We ploughed-up, metaphorically as we no longer use a plough, the Oil Seed Rape, which had failed due to Cabbage Stem Flea Beetle, in the fields overlooking Great Gaddesden called Under the Hoo, Glennisters and Crosspaths, and part of the land which overlooks the “Red Lion” in Water End. These areas have been drilled (sown) with a ground cover crop, which acts as a “green manure” and will give a good lead in to next year’s Winter Wheat.  We also lost the Winter Barley in Bingham’s Bottom and much of Elmtree Park. This has been replaced by Spring Beans. The planned spring cropping area has been drilled with two different crops, Spring Oats and Linseed, both of which are looking well. It was cheering to see farm work getting underway at last and to hear the distinctive sound of the Cambridge Rollers.

Sub-compartment 7k in Big Wood, which readers may remember we replanted with Oak, Douglas Fir and Coast Redwood a couple of years ago, has again received the attention of the fallow deer, with the bucks trashing the tree guards, notwithstanding the protection which the mounds of bramble have partially given. We have “swiped” (flailed) between several of the rows and we are now able to see that many of the young trees are alive, indeed the redwoods are romping away, but frequently their growth is being impeded by the bent over guards. Clearing them is a job to do in the near future, to allow them to grow straight and true.

Oak Processionary Moth
Covid 19 is not the only nasty thing that has arrived in the UK! If you are walking in woods or near oak trees watch out for Oak Processionary Moth caterpillars. You can identify it by going to the Forestry Commission or Forest Research website. Not only does the moth cause damage to trees, but the caterpillars have hairs which can give an unpleasant rash to people and animals. If you find a nest or a procession of caterpillars, these should be reported to the Forestry Commission.

During the initial lock-down the Ride was closed and the monthly Park & Ride events suspended.
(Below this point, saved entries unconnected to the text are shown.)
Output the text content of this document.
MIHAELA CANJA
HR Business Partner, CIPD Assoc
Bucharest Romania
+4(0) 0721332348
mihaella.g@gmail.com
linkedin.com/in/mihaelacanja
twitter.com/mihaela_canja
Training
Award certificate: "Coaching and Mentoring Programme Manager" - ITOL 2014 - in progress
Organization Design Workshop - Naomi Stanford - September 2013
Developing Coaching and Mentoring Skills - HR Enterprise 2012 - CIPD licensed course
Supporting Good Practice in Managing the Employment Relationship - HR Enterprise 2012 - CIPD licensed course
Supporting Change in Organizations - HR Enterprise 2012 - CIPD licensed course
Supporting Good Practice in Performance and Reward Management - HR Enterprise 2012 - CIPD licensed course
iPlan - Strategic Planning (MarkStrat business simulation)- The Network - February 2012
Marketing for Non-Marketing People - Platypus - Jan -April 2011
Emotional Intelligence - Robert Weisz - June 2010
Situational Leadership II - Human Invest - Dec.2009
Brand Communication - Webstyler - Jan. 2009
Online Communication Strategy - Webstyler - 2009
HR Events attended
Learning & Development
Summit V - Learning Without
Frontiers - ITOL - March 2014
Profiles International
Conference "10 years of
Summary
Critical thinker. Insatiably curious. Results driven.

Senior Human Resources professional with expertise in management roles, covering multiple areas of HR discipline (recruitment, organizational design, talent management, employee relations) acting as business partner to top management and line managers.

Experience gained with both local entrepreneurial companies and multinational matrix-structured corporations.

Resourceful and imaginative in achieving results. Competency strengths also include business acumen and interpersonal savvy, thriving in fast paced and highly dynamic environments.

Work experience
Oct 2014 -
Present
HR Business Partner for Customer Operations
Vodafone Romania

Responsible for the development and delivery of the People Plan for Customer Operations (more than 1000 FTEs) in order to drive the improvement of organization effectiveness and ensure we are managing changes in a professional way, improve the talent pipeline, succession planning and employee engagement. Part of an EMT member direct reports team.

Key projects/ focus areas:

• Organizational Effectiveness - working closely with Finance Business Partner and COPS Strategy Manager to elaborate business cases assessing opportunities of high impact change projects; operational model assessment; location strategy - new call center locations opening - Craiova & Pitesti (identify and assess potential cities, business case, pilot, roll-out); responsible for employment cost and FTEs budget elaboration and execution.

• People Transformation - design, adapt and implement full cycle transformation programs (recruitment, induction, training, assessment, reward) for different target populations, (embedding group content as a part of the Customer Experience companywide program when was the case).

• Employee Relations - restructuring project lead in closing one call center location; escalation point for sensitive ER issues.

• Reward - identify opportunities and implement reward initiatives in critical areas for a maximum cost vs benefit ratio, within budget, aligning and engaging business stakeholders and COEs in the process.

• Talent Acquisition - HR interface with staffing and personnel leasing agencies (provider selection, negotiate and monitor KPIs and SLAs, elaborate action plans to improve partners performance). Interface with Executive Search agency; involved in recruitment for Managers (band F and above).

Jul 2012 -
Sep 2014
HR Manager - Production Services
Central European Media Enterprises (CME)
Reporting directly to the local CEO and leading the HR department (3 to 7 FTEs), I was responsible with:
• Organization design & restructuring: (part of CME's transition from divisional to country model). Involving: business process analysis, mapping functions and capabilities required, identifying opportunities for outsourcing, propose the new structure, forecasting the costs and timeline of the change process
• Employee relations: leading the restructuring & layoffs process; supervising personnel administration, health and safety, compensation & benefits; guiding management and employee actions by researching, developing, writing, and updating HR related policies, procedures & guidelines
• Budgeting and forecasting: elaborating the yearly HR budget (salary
We opened again 18th May, following guidance from the British Horse Society. The going is very hard, because of the lack of rain and we are advising members not to use the jumps.

Estate matters
Work virtually has stopped because of lock-down. We are progressing, slowly, with the refurbishment of the Golden Lodge. Having re-tiled the roof and re-pointed the chimneys, the two decorative brackets on the front gables have been renewed. The next task is the replacement of some of the windows.

We have been in regular touch with residential and business occupiers, several of whom have had difficulties due to the situation and are doing what we can to assist where it is appropriate.
We wish everybody all the best, and trust that readers remain in good health!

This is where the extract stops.